KARACHI: The Sindh High Court on Wednesday dismissed an appeal of the Federal Investigation Agency against a trial court order of acquitting four foreign exchange dealers and as many bank officials of the charges of falsification of bank accounts for illegal transfer of money abroad.

The FIA had filed a criminal revision appeal against the acquittal after a banking court had exonerated the directors of Khanani and Kalia International — Mohammad Javed Khanani and Abdul Munaf Kalia — and six others in March 2011.

After hearing the FIA and counsel for the respondents, a two-judge SHC bench headed by Justice Aftab Ahmed Gorar dismissed the appeal through a short order and said the reasons would be recorded later.

The bench asked a deputy attorney general and a deputy director of the FIA what the illegality was in the trial court’s order. They could not give any satisfactory reply.

The lawyers for the respondents, Shaukat Hayat, Hummul Zubedi and others argued that there was no illegality in the judgement of the trial court and adding that the lower courts had also acquitted their clients in two other connected cases for want of evidence.

Bench asks FIA what the illegality was in the trial court’s order, gets no satisfactory reply

In March 2011, a special banking court had exonerated four forex dealers — Abdul Munaf Kalia, his brother Hanif Kalia, Javed Khanani and Atif Polani — of the charges of opening bogus bank accounts with the help of co-accused Masood Abbas, Syed Wajahat Ali, Tasleem Ahmed and Arif-ur-Rehman of Allied Bank, Habib Bank and MyBank, respectively, and allegedly using them for unlawful transfer of billions of dollars abroad.

Initially, the FIA had arrested Mohammad Javed Khanani and Abdul Munaf Kalia and Hanif S. Kalia, the chairman of the Kalia Group, in November 2008 and the bank officials were arrested in December.

The FIA in the final charge sheet said that a case was registered against the accused on Nov 15 after initiating an inquiry on a complaint lodged by the State Bank regarding an illegal transfer of money abroad. Besides two official websites, the firm had fraudulently created a website (www.clickpk.net) and database ‘Exchange plus’ and ‘Foxpro’ with criminal intentions without declaring it to the SBP and used them for illegal transactions, it was contended in the charge sheet.

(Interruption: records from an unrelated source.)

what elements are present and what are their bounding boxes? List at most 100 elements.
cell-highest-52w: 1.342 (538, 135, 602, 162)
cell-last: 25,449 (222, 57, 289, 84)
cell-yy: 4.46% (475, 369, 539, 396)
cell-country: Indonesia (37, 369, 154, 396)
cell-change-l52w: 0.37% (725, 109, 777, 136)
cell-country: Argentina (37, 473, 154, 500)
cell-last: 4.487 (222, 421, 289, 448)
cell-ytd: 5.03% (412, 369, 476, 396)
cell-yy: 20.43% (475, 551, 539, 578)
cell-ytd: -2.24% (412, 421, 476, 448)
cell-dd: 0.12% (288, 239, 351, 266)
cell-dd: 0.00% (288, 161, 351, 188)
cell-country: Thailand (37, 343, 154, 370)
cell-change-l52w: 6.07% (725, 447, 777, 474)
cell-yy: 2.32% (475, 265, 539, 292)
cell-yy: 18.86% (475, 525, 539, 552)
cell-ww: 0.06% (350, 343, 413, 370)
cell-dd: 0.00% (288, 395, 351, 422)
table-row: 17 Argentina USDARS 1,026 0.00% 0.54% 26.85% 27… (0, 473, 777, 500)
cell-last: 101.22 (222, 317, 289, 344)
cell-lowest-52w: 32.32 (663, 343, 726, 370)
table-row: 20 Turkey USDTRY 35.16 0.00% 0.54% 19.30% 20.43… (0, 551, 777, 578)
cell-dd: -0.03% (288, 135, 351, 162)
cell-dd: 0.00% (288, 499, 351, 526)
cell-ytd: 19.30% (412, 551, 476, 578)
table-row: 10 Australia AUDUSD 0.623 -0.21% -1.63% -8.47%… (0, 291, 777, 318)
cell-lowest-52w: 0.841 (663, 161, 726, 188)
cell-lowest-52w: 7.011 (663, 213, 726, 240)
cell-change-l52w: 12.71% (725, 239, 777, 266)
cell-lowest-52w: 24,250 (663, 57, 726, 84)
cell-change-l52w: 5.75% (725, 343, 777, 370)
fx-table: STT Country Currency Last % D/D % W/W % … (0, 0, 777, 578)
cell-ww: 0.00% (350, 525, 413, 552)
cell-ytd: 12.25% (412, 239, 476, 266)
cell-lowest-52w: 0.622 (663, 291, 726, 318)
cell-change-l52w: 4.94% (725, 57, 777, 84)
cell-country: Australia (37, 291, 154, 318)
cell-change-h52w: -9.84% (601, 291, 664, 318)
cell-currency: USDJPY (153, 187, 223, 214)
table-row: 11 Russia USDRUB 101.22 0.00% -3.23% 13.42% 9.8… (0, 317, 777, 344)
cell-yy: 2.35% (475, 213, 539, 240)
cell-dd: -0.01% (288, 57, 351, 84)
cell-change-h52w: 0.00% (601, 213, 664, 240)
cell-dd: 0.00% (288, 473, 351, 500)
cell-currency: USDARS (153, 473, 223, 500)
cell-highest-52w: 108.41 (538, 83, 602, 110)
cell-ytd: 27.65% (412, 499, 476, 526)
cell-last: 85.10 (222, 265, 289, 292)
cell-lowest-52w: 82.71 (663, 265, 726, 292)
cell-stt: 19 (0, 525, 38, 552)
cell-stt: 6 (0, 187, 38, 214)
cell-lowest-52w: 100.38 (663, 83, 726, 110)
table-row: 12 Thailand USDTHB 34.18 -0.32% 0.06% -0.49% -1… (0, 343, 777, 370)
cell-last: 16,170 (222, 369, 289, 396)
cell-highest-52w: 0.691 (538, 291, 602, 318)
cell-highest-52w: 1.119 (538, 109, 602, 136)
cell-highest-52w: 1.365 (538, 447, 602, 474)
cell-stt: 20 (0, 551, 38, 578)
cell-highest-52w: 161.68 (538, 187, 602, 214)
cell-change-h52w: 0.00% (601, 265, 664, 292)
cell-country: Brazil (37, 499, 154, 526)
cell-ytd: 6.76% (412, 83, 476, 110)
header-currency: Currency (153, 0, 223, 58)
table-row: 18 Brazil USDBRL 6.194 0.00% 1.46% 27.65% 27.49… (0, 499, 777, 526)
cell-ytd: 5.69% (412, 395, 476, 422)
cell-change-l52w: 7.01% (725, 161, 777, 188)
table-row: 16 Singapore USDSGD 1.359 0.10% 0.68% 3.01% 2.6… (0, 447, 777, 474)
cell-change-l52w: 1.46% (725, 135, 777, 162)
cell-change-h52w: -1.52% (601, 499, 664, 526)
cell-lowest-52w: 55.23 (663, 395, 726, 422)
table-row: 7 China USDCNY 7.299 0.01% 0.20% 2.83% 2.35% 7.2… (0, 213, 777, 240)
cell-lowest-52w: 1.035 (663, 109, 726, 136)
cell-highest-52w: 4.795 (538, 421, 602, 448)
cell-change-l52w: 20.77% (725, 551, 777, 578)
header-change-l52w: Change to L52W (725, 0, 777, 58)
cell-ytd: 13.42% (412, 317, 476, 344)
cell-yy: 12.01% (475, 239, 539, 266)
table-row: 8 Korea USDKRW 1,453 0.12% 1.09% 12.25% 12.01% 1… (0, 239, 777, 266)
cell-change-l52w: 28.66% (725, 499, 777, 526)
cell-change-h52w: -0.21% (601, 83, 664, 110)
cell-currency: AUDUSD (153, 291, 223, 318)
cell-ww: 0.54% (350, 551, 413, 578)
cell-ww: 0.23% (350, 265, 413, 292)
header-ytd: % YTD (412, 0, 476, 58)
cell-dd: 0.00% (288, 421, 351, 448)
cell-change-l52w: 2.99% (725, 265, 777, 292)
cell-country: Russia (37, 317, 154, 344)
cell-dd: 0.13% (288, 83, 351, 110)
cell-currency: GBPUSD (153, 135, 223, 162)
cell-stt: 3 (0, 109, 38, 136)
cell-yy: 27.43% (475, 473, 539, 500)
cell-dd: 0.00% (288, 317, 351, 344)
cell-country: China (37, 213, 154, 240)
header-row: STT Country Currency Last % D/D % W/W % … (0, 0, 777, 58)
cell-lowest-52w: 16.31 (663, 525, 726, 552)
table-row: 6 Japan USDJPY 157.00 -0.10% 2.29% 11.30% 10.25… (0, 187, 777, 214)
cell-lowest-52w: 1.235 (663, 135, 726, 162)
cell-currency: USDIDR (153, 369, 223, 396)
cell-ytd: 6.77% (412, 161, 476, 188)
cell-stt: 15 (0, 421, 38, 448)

It further maintained that the company had also installed huge computing machines and devices at its head office at Saima Trade Centre on I.I. Chundrigar Road, which enabled the company’s franchise offices set up across the country automatic access to the main system to facilitate such transactions, adding that the accused allegedly used to get the help of a Dubai-based exchange firm for money laundering and in this regard co-accused Atif Polani and Javed Qasim helped them.

A case was registered against the accused under sections 406 (punishment for criminal breach of trust), 409 (criminal breach of trust by public servant, or by banker merchant or agent), 420 (cheating and dishonestly inducing delivery of property), 468 (forgery for purpose of cheating), 471 (using as genuine a forged document), 477-A (falsification of accounts) and 109 (abetment) of the Pakistan Penal Code, Sections 5/8 (restriction on payments/restriction on import and export of certain currency and bullion), 22/23 (false statements/penalty and procedure) of the Foreign Exchange Regulation Act, 1947 read with sections 7 (electronic fraud), 8 (electronic forgery) and 20 (other offences) of the Prevention of Electronic Crimes Ordinance, 2007 at the FIA crime circle, Karachi.

Later, the FIA bifurcated the case and filed three separate charge sheets before different courts.

The special banking court tried the accused in the scheduled offences under the PPC. The offences against the foreign exchange dealers under the Foreign Exchange Regulation Act, 1947 were tried by a sessions court judge, who also acquitted them in 2013.

In April 2010, a judicial magistrate had acquitted the accused in the offences under the Prevention of Electronic Crimes Ordinance.